Abstract
Understanding the neural representation of spatial frequency (SF) in the primate cortex is vital for unraveling visual processing mechanisms in object recognition. While numerous studies concentrate on the representation of SF in the primary visual cortex, the characteristics of SF representation and its interaction with category representation remain inadequately understood. To explore SF representation in the inferior temporal (IT) cortex of macaque monkeys, we conducted extracellular recordings with complex stimuli systematically filtered by SF. Our findings disclose an explicit SF coding at single-neuron and population levels in the IT cortex. Moreover, the coding of SF content exhibits a coarse-to-fine pattern, declining as the SF increases. Temporal dynamics analysis of SF representation reveals that low SF (LSF) is decoded faster than high SF (HSF), and the SF preference dynamically shifts from LSF to HSF over time. Additionally, the SF representation for each neuron forms a profile that predicts category selectivity at the population level. IT neurons can be clustered into four groups based on SF preference, each exhibiting different category coding behaviors. Particularly, HSF-preferred neurons demonstrate the highest category decoding performance for face stimuli. Despite the existing connection between SF and category coding, we have identified uncorrelated representations of SF and category. In contrast to the category coding, SF is more sparse and places greater reliance on the representations of individual neurons. Comparing SF representation in the IT cortex to deep neural networks, we observed no relationship between SF representation and category coding. However, SF coding, as a category-orthogonal property, is evident across various ventral stream models. These results dissociate the separate representations of SF and object category, underscoring the pivotal role of SF in object recognition.
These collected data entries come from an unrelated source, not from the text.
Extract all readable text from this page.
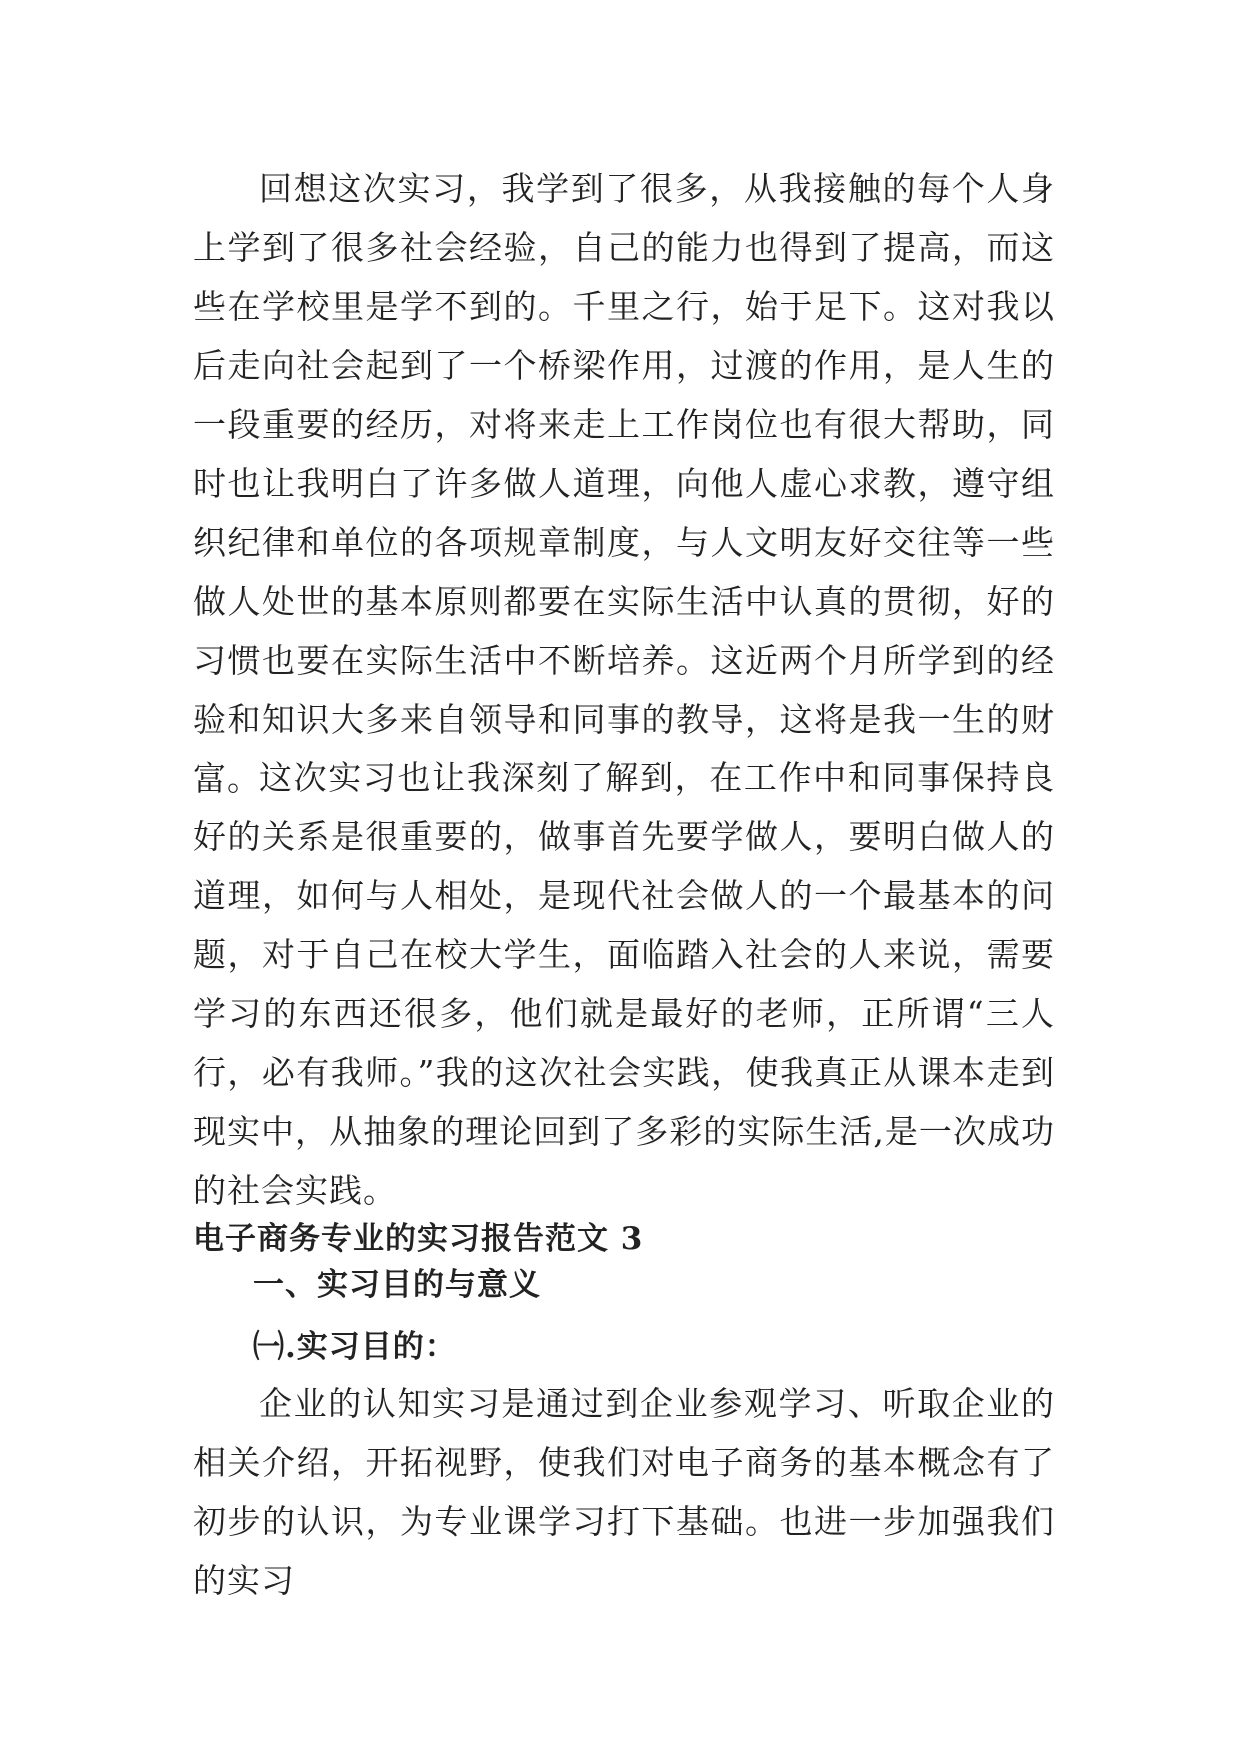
回想这次实习，我学到了很多，从我接触的每个人身上学到了很多社会经验，自己的能力也得到了提高，而这些在学校里是学不到的。千里之行，始于足下。这对我以后走向社会起到了一个桥梁作用，过渡的作用，是人生的一段重要的经历，对将来走上工作岗位也有很大帮助，同时也让我明白了许多做人道理，向他人虚心求教，遵守组织纪律和单位的各项规章制度，与人文明友好交往等一些做人处世的基本原则都要在实际生活中认真的贯彻，好的习惯也要在实际生活中不断培养。这近两个月所学到的经验和知识大多来自领导和同事的教导，这将是我一生的财富。

这次实习也让我深刻了解到，在工作中和同事保持良好的关系是很重要的，做事首先要学做人，要明白做人的道理，如何与人相处，是现代社会做人的一个最基本的问题，对于自己在校大学生，面临踏入社会的人来说，需要学习的东西还很多，他们就是最好的老师，正所谓“三人行，必有我师。”我的这次社会实践，使我真正从课本走到现实中，从抽象的理论回到了多彩的实际生活,是一次成功的社会实践。

电子商务专业的实习报告范文 3
一、实习目的与意义
㈠.实习目的：

企业的认知实习是通过到企业参观学习、听取企业的相关介绍，开拓视野，使我们对电子商务的基本概念有了初步的认识，为专业课学习打下基础。也进一步加强我们的实习
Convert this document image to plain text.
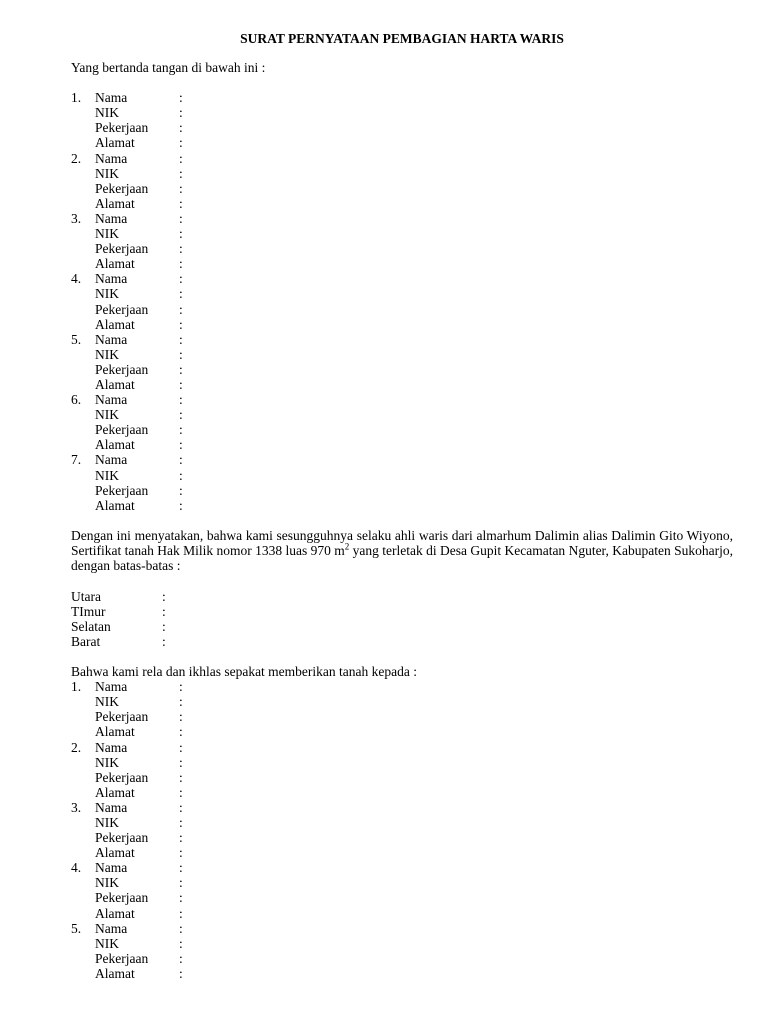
SURAT PERNYATAAN PEMBAGIAN HARTA WARIS
Yang bertanda tangan di bawah ini :
1.	Nama	:
NIK	:
Pekerjaan	:
Alamat	:
2.	Nama	:
NIK	:
Pekerjaan	:
Alamat	:
3.	Nama	:
NIK	:
Pekerjaan	:
Alamat	:
4.	Nama	:
NIK	:
Pekerjaan	:
Alamat	:
5.	Nama	:
NIK	:
Pekerjaan	:
Alamat	:
6.	Nama	:
NIK	:
Pekerjaan	:
Alamat	:
7.	Nama	:
NIK	:
Pekerjaan	:
Alamat	:

Dengan ini menyatakan, bahwa kami sesungguhnya selaku ahli waris dari almarhum Dalimin alias Dalimin Gito Wiyono, Sertifikat tanah Hak Milik nomor 1338 luas 970 $m^2$ yang terletak di Desa Gupit Kecamatan Nguter, Kabupaten Sukoharjo, dengan batas-batas :

Utara	:
TImur	:
Selatan	:
Barat	:
Bahwa kami rela dan ikhlas sepakat memberikan tanah kepada :
1.	Nama	:
NIK	:
Pekerjaan	:
Alamat	:
2.	Nama	:
NIK	:
Pekerjaan	:
Alamat	:
3.	Nama	:
NIK	:
Pekerjaan	:
Alamat	:
4.	Nama	:
NIK	:
Pekerjaan	:
Alamat	:
5.	Nama	:
NIK	:
Pekerjaan	:
Alamat	:
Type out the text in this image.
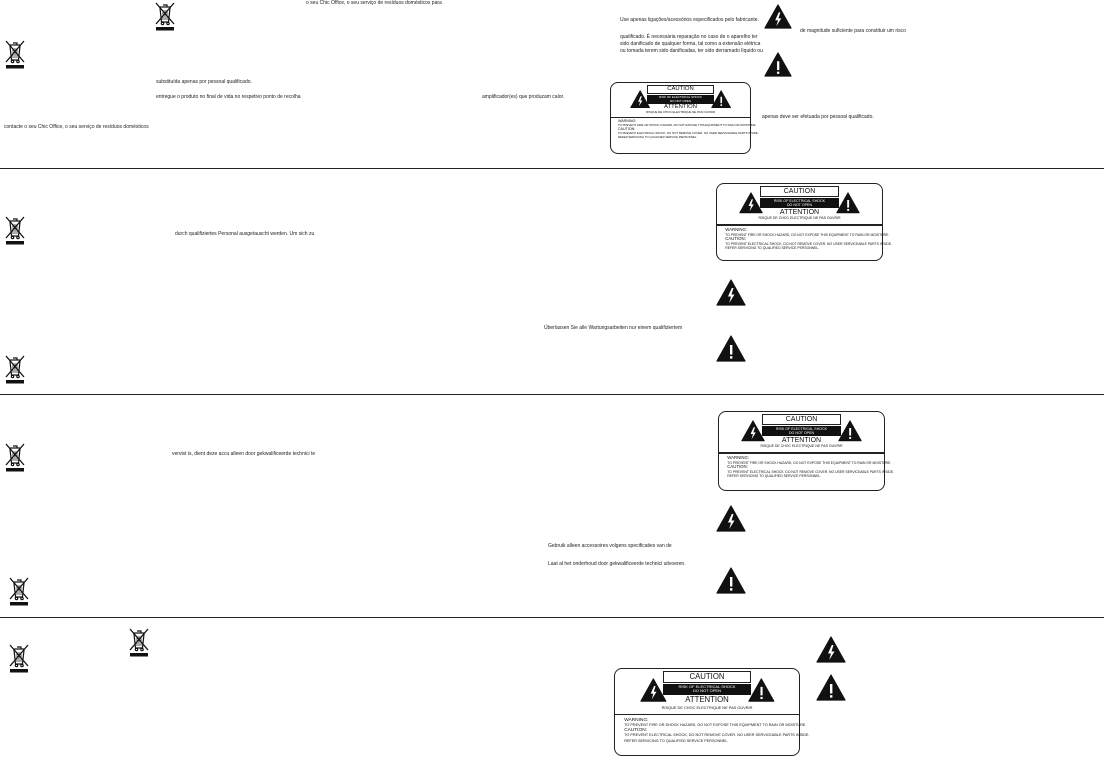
o seu Chic Office, o seu serviço de resíduos domésticos para
Use apenas ligações/acessórios especificados pelo fabricante.
qualificado. É necessária reparação no caso de o aparelho ter
sido danificado de qualquer forma, tal como a extensão elétrica
ou tomada terem sido danificadas, ter sido derramado líquido ou
de magnitude suficiente para constituir um risco
substituída apenas por pessoal qualificado.
entregue o produto no final de vida no respetivo ponto de recolha	amplificador(es) que produzam calor.
apenas deve ser efetuada por pessoal qualificado.
contacte o seu Chic Office, o seu serviço de resíduos domésticos
CAUTION
RISK OF ELECTRICAL SHOCK
DO NOT OPEN
ATTENTION
RISQUE DE CHOC ELECTRIQUE NE PAS OUVRIR
WARNING:
TO PREVENT FIRE OR SHOCK HAZARD, DO NOT EXPOSE THIS EQUIPMENT TO RAIN OR MOISTURE.
CAUTION:
TO PREVENT ELECTRICAL SHOCK, DO NOT REMOVE COVER. NO USER SERVICEABLE PARTS INSIDE.
REFER SERVICING TO QUALIFIED SERVICE PERSONNEL.
durch qualifiziertes Personal ausgetauscht werden. Um sich zu
Überlassen Sie alle Wartungsarbeiten nur einem qualifiziertem
CAUTION
RISK OF ELECTRICAL SHOCK
DO NOT OPEN
ATTENTION
RISQUE DE CHOC ELECTRIQUE NE PAS OUVRIR
WARNING:
TO PREVENT FIRE OR SHOCK HAZARD, DO NOT EXPOSE THIS EQUIPMENT TO RAIN OR MOISTURE.
CAUTION:
TO PREVENT ELECTRICAL SHOCK, DO NOT REMOVE COVER. NO USER SERVICEABLE PARTS INSIDE.
REFER SERVICING TO QUALIFIED SERVICE PERSONNEL.
vervist is, dient deze accu alleen door gekwalificeerde technici te
Gebruik alleen accessoires volgens specificaties van de
Laat al het onderhoud door gekwalificeerde technici uitvoeren.
CAUTION
RISK OF ELECTRICAL SHOCK
DO NOT OPEN
ATTENTION
RISQUE DE CHOC ELECTRIQUE NE PAS OUVRIR
WARNING:
TO PREVENT FIRE OR SHOCK HAZARD, DO NOT EXPOSE THIS EQUIPMENT TO RAIN OR MOISTURE.
CAUTION:
TO PREVENT ELECTRICAL SHOCK, DO NOT REMOVE COVER. NO USER SERVICEABLE PARTS INSIDE.
REFER SERVICING TO QUALIFIED SERVICE PERSONNEL.
CAUTION
RISK OF ELECTRICAL SHOCK
DO NOT OPEN
ATTENTION
RISQUE DE CHOC ELECTRIQUE NE PAS OUVRIR
WARNING:
TO PREVENT FIRE OR SHOCK HAZARD, DO NOT EXPOSE THIS EQUIPMENT TO RAIN OR MOISTURE.
CAUTION:
TO PREVENT ELECTRICAL SHOCK, DO NOT REMOVE COVER. NO USER SERVICEABLE PARTS INSIDE.
REFER SERVICING TO QUALIFIED SERVICE PERSONNEL.
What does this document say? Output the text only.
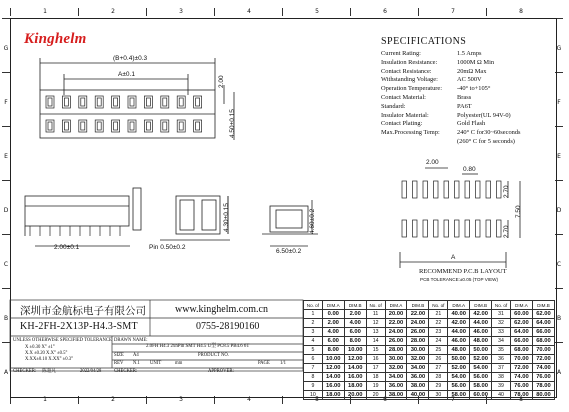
1	2	3	4	5	6	7	8
1	2	3	4	5	6	7	8
G
F
E
D
C
B
A
G
F
E
D
C
B
A
Kinghelm
(B+0.4)±0.3
A±0.1
2.00
4.50±0.15
2.00±0.1	Pin 0.50±0.2
4.30±0.15	4.60±0.2
6.50±0.2
2.00
0.80
2.70
7.50
2.70
A
RECOMMEND P.C.B LAYOUT
PCB TOLERANCE:±0.05 (TOP VIEW)
SPECIFICATIONS
Current Rating:	1.5 Amps
Insulation Resistance:	1000M Ω Min
Contact Resistance:	20mΩ Max
Withstanding Voltage:	AC 500V
Operation Temperature: -40° to+105°
Contact Material:	Brass
Standard:	PA6T
Insulator Material:	Polyester(UL 94V-0)
Contact Plating:	Gold Flash
Max.Processing Temp:	240° C for30~60seconds
(260° C for 5 seconds)
深圳市金航标电子有限公司	www.kinghelm.com.cn
KH-2FH-2X13P-H4.3-SMT	0755-28190160
UNLESS OTHERWISE SPECIFIED TOLERANCE
X ±0.30 X° ±1°
X.X ±0.20 X.X° ±0.5°
X.XX±0.10 X.XX° ±0.3°
DRAWN NAME:
2.0FH H4.3 2xnPin SMT H4.5 U型 PC8.5 PB4.6 6T
SIZE A4
REV N.1 UNIT	mm
PRODUCT NO.
PAGE 1/1
CHECKER: 陈超凡	2022/04/28	CHECKER:	APPROVER:
No. of	DIM.A	DIM.B	No. of	DIM.A	DIM.B	No. of	DIM.A	DIM.B	No. of	DIM.A	DIM.B
1	0.00	2.00	11	20.00	22.00	21	40.00	42.00	31	60.00	62.00
2	2.00	4.00	12	22.00	24.00	22	42.00	44.00	32	62.00	64.00
3	4.00	6.00	13	24.00	26.00	23	44.00	46.00	33	64.00	66.00
4	6.00	8.00	14	26.00	28.00	24	46.00	48.00	34	66.00	68.00
5	8.00	10.00	15	28.00	30.00	25	48.00	50.00	35	68.00	70.00
6	10.00	12.00	16	30.00	32.00	26	50.00	52.00	36	70.00	72.00
7	12.00	14.00	17	32.00	34.00	27	52.00	54.00	37	72.00	74.00
8	14.00	16.00	18	34.00	36.00	28	54.00	56.00	38	74.00	76.00
9	16.00	18.00	19	36.00	38.00	29	56.00	58.00	39	76.00	78.00
10	18.00	20.00	20	38.00	40.00	30	58.00	60.00	40	78.00	80.00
Competing Interest Statement
The authors have declared no competing interest.
Footnotes
In the revised manuscript, several key improvements have been made: analysis with a longer exposure time (200ms) to address contrast sensitivity concerns, efforts to improve category selectivity, matching of stimulus power in terms of spatial frequency (SF) and category, and a discussion on how convolutional neural networks (CNNs) do not capture the complexities of SF processing in the IT cortex. These revisions strengthen the findings on SF bias in IT neurons and provide a more comprehensive analysis of category coding and stimulus processing.